迷信でマツの木と結婚させられた悲運令嬢、何故か竜王様の嫁になる
実を言うと、これまで王都以外の場所へ出かけた経験がなかったので、シドリウスの提案はフィリーネの心を躍らせた。
特に、エリンジャー公爵が運営しているガルシア領は非常に豊かな土地で住人たちも活気に溢れていると報告書で何度も読んでいたので、一度見て回りたいと思っていたのだ。
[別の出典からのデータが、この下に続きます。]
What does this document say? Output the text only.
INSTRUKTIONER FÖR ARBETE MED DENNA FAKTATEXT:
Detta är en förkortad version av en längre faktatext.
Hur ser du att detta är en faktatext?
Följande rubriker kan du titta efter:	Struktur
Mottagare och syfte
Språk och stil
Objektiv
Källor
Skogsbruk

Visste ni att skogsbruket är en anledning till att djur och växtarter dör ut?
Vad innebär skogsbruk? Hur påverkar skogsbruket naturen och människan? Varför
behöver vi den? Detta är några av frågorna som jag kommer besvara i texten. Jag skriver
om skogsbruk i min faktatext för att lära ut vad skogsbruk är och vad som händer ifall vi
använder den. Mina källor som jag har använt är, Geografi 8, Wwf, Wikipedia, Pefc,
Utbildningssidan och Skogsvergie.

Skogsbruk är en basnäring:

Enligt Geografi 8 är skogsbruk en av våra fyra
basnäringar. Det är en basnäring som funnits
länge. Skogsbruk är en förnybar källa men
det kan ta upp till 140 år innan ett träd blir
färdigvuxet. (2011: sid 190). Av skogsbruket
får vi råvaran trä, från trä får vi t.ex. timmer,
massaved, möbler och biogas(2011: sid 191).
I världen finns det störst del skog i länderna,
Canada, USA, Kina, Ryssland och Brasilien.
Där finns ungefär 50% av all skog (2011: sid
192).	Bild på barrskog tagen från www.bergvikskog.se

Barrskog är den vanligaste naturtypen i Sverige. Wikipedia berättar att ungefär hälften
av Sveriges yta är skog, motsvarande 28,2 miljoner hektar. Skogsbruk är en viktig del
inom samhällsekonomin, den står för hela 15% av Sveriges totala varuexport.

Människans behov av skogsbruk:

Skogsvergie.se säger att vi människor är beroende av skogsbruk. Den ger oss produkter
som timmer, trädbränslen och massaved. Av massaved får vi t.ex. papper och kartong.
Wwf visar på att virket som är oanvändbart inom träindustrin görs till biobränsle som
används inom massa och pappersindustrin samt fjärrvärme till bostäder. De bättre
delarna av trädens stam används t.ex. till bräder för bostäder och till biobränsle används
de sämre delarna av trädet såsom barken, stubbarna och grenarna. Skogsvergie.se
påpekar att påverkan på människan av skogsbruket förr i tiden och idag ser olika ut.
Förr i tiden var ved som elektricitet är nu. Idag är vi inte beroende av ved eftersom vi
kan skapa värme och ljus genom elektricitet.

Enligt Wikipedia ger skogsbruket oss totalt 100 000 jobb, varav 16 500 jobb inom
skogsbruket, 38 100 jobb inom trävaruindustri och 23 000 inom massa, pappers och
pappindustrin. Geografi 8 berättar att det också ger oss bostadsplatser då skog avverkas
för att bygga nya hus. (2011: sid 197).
当然、フィリーネは一緒に町へ行く方に心が傾いていた。
「ご主人様、いろいろ情報収集したいので新聞を買ってもいいですか?」
イシュカの発言を聞いた途端、フィリーネの心は揺らいだ。
町へ行って自分を知る者――社交界新聞の記者がいたらどうしようという不安に襲われる。彼らに見つかってしまったら、すぐに取り囲まれて根掘り葉掘り質問され、満足するまで拘束されるに決まっている。
(もしそうなったら、二人に迷惑を掛けてしまうわ)
やはり自分は行かない方がいいと俯きがちになっていたら、シドリウスが口を開く。
「何を心配しているのか分からないが、町の人間は良い人ばかりだ。この私が保証する。それに今回はおまえも魔術師として行くから、フードをすっぽり被って足下まで覆われた外套も着る。容姿は見られない」
シドリウスの気遣いにフィリーネは愁眉を開いた。
これなら新聞記者もフィリーネだと分からないし、外套を脱がない限りは見つからないだろう。
「お心遣いに感謝します。では、私も一緒に行きます」
安心したフィリーネはシドリウスたちと一緒に町へ行くと決めた。